5 Display of Futurist original editions, including Marinetti’s Distruzione, 1911 (Photo Credit: Nicola Gardini)

5 Display of Futurist original editions, including Marinetti’s Distruzione, 1911 (Photo Credit: Nicola Gardini)

The second project, African colonialism, was likewise rooted in late 19th century aspirations. Under the government of Francesco Crispi, Italy had established a colonial presence in East Africa (Eritrea) and fought a (failed) war to conquer Ethiopia. In the early 20th century, the Futurists were obsessed with the continuation of these projects. As early as 1909, Marinetti wrote, in French, a shocking novel set in an exoticised, Oriental Africa, Mafarka le futuriste (Mafarka the Futurist). In it, he imagines an Arab warlord who subdues four armies of black Africans, becoming ‘master of Africa’. The book’s overt racial stereotyping is shocking now, but what was shocking to its contemporary French audience were the prolonged, explicit depictions of violent rage (think Homer) together with pornographic descriptions of nude bodies, sex, and rape (think De Sade).

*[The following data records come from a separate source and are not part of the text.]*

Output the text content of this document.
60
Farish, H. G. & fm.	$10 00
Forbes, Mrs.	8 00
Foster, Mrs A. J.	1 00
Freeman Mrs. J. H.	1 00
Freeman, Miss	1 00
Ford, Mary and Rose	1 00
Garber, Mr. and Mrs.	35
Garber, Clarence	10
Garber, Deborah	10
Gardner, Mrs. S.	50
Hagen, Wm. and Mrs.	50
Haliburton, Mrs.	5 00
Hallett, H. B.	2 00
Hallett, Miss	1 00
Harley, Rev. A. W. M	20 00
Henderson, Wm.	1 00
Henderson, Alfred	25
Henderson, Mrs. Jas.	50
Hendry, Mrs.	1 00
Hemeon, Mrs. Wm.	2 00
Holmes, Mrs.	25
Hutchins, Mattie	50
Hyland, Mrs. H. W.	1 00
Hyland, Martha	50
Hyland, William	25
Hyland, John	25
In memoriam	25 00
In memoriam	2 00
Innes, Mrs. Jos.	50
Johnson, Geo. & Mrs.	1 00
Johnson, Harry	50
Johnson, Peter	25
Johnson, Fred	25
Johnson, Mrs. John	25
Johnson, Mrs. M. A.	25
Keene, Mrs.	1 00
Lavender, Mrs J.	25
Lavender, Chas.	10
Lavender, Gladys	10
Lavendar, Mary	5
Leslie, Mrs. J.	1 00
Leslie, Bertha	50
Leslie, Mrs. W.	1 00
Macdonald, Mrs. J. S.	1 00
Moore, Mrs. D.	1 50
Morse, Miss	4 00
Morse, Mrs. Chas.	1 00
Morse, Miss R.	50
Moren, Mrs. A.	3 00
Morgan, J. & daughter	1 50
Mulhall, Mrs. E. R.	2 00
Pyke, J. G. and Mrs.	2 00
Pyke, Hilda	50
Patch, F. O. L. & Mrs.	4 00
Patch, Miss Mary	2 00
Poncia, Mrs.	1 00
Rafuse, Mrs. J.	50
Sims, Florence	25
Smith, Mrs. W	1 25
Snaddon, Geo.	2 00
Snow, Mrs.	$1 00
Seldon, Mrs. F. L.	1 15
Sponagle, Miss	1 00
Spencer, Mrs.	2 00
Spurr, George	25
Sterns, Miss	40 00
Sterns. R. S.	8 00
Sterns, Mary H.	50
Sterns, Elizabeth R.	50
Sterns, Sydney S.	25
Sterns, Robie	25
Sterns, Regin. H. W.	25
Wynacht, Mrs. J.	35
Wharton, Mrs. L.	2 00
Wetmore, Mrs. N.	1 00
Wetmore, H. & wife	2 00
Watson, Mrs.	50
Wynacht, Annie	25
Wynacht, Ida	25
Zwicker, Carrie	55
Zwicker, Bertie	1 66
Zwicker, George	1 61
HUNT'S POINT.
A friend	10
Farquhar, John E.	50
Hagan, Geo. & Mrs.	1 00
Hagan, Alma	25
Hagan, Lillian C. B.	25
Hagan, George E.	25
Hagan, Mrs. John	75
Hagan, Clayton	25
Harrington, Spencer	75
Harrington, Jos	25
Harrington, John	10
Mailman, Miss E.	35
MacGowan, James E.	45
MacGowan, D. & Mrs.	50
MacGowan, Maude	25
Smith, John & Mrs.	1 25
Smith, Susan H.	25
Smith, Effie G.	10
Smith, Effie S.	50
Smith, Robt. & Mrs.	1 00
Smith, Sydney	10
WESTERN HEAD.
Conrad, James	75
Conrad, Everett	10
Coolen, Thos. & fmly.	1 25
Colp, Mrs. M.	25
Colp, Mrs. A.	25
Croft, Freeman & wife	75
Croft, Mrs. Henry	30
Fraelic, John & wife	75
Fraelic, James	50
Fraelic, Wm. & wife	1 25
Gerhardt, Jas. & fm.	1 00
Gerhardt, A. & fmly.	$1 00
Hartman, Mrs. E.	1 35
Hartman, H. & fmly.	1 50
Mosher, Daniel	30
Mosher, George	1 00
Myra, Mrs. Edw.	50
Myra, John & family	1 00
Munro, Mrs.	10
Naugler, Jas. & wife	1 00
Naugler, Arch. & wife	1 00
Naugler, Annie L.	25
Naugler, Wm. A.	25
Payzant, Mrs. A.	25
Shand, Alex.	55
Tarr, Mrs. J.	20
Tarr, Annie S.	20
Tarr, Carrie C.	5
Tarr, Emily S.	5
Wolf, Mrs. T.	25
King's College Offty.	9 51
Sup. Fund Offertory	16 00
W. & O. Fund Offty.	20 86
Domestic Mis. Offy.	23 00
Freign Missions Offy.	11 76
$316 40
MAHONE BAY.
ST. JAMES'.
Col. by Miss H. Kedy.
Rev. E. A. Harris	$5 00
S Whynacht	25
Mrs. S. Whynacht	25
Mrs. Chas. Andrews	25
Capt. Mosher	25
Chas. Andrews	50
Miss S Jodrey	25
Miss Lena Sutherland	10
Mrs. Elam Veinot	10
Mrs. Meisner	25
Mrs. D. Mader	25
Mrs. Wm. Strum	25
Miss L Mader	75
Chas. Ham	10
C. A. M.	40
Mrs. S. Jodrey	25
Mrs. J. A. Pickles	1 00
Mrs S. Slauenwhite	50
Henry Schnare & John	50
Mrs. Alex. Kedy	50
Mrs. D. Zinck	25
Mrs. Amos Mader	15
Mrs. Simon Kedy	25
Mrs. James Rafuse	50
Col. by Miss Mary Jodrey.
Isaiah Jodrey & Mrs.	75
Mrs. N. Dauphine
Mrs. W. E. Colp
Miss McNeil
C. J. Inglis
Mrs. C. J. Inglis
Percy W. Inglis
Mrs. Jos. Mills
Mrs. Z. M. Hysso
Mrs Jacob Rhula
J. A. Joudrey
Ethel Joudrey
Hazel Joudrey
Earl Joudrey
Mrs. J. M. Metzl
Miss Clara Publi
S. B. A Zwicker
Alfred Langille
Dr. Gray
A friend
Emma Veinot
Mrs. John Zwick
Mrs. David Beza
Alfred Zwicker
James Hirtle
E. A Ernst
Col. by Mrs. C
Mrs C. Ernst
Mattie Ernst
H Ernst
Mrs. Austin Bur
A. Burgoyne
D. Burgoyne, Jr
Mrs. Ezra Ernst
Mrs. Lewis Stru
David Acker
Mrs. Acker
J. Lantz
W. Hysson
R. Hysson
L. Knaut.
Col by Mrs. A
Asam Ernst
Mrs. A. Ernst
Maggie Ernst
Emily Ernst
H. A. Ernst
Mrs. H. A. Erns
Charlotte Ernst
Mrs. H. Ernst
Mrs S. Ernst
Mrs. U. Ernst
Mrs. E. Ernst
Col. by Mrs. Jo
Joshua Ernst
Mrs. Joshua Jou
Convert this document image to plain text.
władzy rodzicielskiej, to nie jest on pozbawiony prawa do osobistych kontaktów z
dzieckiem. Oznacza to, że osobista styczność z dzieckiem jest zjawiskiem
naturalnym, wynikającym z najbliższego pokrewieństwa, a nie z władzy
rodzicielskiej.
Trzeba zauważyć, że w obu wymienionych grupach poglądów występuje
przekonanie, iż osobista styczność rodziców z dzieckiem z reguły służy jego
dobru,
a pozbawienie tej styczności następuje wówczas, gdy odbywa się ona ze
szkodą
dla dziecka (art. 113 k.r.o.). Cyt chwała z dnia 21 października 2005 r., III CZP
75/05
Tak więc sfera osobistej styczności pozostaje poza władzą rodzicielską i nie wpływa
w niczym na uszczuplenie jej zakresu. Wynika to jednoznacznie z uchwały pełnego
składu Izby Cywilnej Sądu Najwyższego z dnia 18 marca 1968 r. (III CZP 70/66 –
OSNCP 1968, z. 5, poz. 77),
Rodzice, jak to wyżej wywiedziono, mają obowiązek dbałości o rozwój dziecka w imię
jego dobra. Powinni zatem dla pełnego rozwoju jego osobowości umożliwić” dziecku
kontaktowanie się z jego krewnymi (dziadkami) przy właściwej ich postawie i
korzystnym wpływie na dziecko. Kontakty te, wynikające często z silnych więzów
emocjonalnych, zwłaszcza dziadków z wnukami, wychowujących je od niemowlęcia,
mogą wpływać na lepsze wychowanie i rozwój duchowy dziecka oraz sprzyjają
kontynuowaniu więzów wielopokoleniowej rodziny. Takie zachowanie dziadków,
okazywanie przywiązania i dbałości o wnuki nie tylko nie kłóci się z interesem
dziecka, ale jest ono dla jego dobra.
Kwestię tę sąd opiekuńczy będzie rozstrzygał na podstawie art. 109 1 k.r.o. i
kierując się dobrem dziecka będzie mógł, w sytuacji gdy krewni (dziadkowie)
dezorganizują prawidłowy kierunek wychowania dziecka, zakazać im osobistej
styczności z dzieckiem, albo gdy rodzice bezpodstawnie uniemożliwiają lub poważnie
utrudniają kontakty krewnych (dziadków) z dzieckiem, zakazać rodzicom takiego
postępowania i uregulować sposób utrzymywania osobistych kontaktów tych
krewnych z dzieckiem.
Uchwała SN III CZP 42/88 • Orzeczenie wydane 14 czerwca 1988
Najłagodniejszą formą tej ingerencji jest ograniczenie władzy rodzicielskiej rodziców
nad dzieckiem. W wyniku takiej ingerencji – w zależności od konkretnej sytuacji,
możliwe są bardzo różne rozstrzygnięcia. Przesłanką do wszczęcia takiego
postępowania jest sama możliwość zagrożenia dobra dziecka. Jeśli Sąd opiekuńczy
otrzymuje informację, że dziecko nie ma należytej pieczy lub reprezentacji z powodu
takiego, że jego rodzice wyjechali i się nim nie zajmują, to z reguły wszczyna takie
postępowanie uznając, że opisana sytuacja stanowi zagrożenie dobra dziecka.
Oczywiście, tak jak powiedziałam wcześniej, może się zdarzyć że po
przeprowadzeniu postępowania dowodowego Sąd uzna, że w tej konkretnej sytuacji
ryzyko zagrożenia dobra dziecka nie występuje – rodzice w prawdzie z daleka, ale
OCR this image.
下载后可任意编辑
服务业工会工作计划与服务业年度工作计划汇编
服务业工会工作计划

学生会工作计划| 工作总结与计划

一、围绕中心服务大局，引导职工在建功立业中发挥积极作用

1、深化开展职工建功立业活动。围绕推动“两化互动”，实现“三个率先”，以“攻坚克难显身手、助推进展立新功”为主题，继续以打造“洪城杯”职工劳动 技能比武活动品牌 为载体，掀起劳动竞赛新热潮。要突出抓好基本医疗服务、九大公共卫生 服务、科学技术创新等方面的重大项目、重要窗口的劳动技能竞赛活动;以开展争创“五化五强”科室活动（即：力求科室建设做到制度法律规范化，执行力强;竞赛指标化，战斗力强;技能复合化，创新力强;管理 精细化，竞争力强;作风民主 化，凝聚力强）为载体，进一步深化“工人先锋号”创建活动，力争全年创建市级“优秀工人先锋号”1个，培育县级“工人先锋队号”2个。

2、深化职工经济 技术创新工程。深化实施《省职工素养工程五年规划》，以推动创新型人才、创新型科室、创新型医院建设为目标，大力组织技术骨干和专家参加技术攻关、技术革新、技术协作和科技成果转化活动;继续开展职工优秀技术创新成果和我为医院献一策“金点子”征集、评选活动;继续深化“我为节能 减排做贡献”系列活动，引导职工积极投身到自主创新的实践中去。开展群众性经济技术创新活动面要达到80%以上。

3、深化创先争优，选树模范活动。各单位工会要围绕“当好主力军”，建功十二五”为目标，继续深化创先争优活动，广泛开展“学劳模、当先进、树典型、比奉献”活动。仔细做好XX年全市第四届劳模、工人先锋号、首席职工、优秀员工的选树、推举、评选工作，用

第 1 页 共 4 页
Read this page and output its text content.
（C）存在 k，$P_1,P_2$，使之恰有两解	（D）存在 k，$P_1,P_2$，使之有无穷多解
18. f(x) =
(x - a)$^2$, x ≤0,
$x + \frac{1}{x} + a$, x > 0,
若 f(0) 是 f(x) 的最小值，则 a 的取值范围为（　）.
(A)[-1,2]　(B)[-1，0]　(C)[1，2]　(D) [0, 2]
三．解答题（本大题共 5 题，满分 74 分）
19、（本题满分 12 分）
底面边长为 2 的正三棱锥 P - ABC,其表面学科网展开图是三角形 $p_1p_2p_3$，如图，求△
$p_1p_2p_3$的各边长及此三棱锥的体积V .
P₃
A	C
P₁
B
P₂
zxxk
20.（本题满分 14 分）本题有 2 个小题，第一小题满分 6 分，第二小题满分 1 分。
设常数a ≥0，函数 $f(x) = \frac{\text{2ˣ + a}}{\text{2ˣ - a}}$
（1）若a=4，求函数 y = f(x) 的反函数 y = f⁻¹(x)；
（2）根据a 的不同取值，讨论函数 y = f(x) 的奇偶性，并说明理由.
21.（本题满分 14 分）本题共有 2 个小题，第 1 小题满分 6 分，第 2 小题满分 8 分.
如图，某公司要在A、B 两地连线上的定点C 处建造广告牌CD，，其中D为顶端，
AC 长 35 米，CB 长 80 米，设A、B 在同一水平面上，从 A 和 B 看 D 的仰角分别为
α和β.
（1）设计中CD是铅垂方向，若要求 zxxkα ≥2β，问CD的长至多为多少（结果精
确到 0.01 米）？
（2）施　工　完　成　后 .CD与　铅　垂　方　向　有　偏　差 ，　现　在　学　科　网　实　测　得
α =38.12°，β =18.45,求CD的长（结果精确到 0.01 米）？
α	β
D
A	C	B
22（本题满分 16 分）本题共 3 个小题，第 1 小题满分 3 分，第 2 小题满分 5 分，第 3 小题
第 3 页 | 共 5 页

The book was banned in France, but the Futurists’ fantasy of African conquest (and their exoticised racial stereotyping) remained a consistent element of the movement.

This fantasy took on renewed life in their support of the effort to oust the Ottoman Empire from Libya. In 1911 and 1912, Italy fought and won a colonial war with this aim, and the Futurists were actively involved. Marinetti was a correspondent from the front lines, and his new style of poetry, the parole in libertà (free-word poems), was well-suited to the fervid recreations of Italian bellicosity that enchanted him from this colonial campaign.

It is thus not as surprising as it might at first seem that the Futurists ultimately aligned themselves with Mussolini and the Fascist movement in the period following World War I. In 1919, Marinetti spoke alongside Mussolini at a gathering in Milan that marked the foundation of the Fasci di Combattimento. In 1929, he became a member of the newly-founded Accademia d’Italia – a complete about-face for the former radical who had espoused a hatred of professors and the ‘mummified’ past. This alignment with Fascism was well-suited to the political programme of the Futurist movement – its colonial, nationalist/patriotic, and interventionist tendencies.

11 The Taylor Institution's original edition of L'Italia fascista in cammino, 1932 (Photo Credit: Michael Subialka)

11 The Taylor Institution’s original edition of L’Italia fascista in cammino, 1932 (Photo Credit: Michael Subialka)

Both a radical avant-garde movement transforming art and an unsettling mix of proto-Fascist and Fascist nationalist ideologies, the Futurists may intrigue us precisely because of the problematic way that they move between artistic innovation and political extremism. It is this mix of forces that Walter Benjamin has famously analysed as typical of both the Futurists and fascism more broadly, their ‘aestheticization of politics.’[vi]

Michael Subialka
Powys Roberts Fellow in European Literature
St Hugh’s College, Oxford
10 May 2015

[i] The book display was curated by Oliver Johnston-Watt (Somerville College) and Joel Nelson (Jesus College) and co-ordinated by Clare Hills-Nova (Italian Literature and Language Librarian, Taylor Institution, Bodleian Libraries). Dr Oren Margolis (Somerville College) provided logistical support and the idea for the event. Dr Michael Subialka lectured on ‘Futurism, Fascism, and the Art of War’.
[ii] FT Marinetti, “The Foundation and Manifesto of Futurism,” in Critical Writings, ed. and trans. Günter Berghaus (New York: Farrar, Straus, and Giroux, 2006), 14.
[iii] FT Marinetti, “Electric War: A Futurist-Visionary Hypothesis,” in Critical Writings, 225.
[iv] Emilio Gentile, “The Conquest of Modernity: From Modernist Nationalism to Fascism,” trans. Lawrence Rainey, Modernism/Modernity 1.3 (1994): 55-87; 60.
[v] FT Marinetti, “The Meaning of War for Futurism,” in Critical Writings, 240.
[vi] Walter Benjamin, “The Work of Art in the Age of its Technological Reproducibility. Second Version,” in Selected Writings III, 1935-1938, ed. Howard Eiland and Michael W. Jennings (Cambridge, MA: Belknap Press, 2002): 101-33; 122.